En auto se pueden recorrer los 3400 kilómetros que separan París de la pequeña isla noruega de Sommarøy.
Los 300 vecinos de la isla convocaron una asamblea a finales de mayo con el orden del día más ambicioso: abolir el tiempo. Lo hicieron.
En aquella zona del Círculo Polar Ártico, el sol sale el 18 de mayo y se pone el 26 de julio. Eso son un total de 69 días.
Al contrario, entre noviembre y enero en Sommarøy se extiende una noche tan cerrada que deja en evidencia a cualquier profecía de Juego de Tronos.
Es decir, los horarios convencionales no están hechos para ellos y, por eso, han decidido colgar los relojes.
Durante el largo día de dos meses, por ejemplo, “en medio de la noche, lo que la gente de la ciudad podría llamar ‘2 am’, puedes ver a niños jugando al fútbol, gente pintando sus casas o cortando el césped y adolescentes nadando”, explicaba Kjell Ove Hveding, impulsor del proyecto.
El cambio conlleva de facto funcionar con un horario de 24/7 y pese a lo popular de la medida, esto representa un reto lo suficientemente importante como para tener en vilo a toda la población de la isla.
Pero quizás lo más interesante es una frase del propio Hveding:
“Para muchos de nosotros, obtener esto por escrito simplemente significaría formalizar algo que hemos estado practicando durante generaciones”.
Y es que, como hemos hablado en otras ocasiones, es muy complejo hacer ingeniería social usando los horarios oficiales: pongas las horas que pongas, la gente acaba haciendo lo que quiere.

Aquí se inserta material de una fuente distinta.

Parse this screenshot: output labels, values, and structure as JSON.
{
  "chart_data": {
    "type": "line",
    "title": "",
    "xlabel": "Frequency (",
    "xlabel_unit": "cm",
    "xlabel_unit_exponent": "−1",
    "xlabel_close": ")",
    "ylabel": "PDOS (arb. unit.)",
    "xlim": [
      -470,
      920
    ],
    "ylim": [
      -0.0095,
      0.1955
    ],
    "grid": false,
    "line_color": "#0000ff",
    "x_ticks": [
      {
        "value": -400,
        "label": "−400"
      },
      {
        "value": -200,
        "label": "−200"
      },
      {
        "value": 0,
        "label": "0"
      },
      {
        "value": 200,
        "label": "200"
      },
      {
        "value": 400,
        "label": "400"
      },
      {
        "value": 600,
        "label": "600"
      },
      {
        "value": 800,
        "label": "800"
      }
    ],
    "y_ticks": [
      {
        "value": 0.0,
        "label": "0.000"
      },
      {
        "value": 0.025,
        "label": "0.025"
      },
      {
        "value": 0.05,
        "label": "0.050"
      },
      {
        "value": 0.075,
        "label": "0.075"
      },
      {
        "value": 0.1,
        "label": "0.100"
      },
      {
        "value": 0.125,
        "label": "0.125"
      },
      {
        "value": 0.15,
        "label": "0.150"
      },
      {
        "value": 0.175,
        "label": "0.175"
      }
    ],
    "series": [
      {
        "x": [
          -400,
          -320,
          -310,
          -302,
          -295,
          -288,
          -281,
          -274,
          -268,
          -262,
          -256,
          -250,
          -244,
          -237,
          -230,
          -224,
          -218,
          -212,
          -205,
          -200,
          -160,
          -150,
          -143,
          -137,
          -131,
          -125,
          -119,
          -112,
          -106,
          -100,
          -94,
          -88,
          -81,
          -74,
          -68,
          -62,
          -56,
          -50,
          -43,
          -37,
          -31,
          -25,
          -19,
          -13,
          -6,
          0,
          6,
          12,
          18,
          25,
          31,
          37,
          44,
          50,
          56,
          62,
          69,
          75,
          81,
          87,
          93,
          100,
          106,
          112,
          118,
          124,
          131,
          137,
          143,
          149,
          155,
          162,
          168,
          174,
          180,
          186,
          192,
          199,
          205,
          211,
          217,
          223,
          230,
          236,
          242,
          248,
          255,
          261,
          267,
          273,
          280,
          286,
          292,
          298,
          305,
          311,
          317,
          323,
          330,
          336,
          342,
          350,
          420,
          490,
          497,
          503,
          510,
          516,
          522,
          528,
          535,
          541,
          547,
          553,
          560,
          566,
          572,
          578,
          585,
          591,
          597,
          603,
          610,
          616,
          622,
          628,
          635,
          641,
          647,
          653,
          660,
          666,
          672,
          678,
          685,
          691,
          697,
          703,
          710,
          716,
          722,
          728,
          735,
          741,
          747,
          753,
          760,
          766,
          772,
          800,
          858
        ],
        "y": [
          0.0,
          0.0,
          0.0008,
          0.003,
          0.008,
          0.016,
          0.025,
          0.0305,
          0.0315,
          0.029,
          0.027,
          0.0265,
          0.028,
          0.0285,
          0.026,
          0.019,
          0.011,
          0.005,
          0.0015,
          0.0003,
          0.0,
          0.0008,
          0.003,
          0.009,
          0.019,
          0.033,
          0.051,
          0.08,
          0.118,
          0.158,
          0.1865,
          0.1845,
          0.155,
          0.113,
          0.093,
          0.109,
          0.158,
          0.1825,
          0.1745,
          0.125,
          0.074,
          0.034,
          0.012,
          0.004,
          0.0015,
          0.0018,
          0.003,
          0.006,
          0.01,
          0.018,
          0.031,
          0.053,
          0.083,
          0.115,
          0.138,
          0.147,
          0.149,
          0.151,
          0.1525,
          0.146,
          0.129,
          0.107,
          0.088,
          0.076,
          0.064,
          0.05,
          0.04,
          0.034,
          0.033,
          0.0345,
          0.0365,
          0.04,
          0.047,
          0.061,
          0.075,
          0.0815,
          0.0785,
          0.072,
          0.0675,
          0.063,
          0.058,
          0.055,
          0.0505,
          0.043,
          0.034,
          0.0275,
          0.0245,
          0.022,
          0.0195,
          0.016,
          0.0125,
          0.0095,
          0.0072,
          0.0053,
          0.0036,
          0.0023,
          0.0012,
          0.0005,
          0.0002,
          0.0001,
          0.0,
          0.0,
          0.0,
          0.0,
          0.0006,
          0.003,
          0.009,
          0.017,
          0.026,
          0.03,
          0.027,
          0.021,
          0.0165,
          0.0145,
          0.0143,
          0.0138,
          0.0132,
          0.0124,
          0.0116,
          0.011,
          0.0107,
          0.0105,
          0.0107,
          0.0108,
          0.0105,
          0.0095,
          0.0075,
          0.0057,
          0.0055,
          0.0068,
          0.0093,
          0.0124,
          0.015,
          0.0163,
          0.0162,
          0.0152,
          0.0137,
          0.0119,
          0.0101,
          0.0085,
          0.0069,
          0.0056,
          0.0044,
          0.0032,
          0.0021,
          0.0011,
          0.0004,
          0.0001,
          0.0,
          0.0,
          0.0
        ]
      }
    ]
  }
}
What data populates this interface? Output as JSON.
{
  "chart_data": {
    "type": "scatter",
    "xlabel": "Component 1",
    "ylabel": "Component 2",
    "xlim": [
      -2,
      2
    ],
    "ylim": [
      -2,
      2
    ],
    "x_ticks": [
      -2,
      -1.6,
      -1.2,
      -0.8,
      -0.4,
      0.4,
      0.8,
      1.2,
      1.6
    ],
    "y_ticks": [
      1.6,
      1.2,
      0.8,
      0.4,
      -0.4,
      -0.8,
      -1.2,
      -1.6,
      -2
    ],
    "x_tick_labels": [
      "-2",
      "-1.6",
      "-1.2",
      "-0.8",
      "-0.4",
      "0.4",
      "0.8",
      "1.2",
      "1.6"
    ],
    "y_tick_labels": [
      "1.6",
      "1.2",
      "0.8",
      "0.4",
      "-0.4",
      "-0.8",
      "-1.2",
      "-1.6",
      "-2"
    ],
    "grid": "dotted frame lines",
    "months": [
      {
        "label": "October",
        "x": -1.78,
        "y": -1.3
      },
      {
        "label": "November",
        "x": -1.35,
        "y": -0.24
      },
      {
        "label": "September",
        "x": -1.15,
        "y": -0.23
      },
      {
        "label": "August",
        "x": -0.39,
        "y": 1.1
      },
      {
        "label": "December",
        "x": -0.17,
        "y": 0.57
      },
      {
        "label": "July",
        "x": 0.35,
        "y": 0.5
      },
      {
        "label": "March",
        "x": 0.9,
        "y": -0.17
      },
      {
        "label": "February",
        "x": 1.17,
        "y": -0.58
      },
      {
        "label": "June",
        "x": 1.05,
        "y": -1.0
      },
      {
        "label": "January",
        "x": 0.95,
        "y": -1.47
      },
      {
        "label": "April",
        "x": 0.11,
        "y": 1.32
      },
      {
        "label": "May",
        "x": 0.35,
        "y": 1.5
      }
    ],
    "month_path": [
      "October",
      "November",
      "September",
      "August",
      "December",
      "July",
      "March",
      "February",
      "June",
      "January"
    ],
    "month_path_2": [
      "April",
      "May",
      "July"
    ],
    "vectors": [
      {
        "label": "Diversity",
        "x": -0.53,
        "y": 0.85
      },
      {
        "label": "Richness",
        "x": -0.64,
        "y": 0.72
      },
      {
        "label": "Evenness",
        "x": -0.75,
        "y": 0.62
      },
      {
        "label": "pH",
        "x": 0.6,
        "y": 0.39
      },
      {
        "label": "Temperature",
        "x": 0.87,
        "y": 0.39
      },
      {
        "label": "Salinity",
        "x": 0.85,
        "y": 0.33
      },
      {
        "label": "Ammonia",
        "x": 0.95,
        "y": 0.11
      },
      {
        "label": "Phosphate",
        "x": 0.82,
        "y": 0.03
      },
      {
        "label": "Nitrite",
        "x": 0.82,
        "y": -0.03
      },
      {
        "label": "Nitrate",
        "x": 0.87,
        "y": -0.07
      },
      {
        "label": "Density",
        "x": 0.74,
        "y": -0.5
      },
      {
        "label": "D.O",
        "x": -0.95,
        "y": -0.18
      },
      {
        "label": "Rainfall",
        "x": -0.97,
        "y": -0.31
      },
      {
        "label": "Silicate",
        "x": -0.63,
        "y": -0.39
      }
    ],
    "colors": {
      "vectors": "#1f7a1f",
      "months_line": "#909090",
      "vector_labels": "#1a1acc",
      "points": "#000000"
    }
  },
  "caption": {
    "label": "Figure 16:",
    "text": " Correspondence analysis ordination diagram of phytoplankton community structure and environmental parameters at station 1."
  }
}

De esta forma, el debate siempre acaba siendo entre “prescriptivistas” que quieren unificar los horarios para crear zonas mercantiles y administrativas más amplias y los “descripcionistas” aquellos que creen que lo mejor es crear horarios adaptados a los usos y costumbres del lugar.
Lo ideal podría estar en el punto medio: una regulación que nos permita movernos con fluidez, pero que de la flexibilidad suficiente como para vivir como queramos.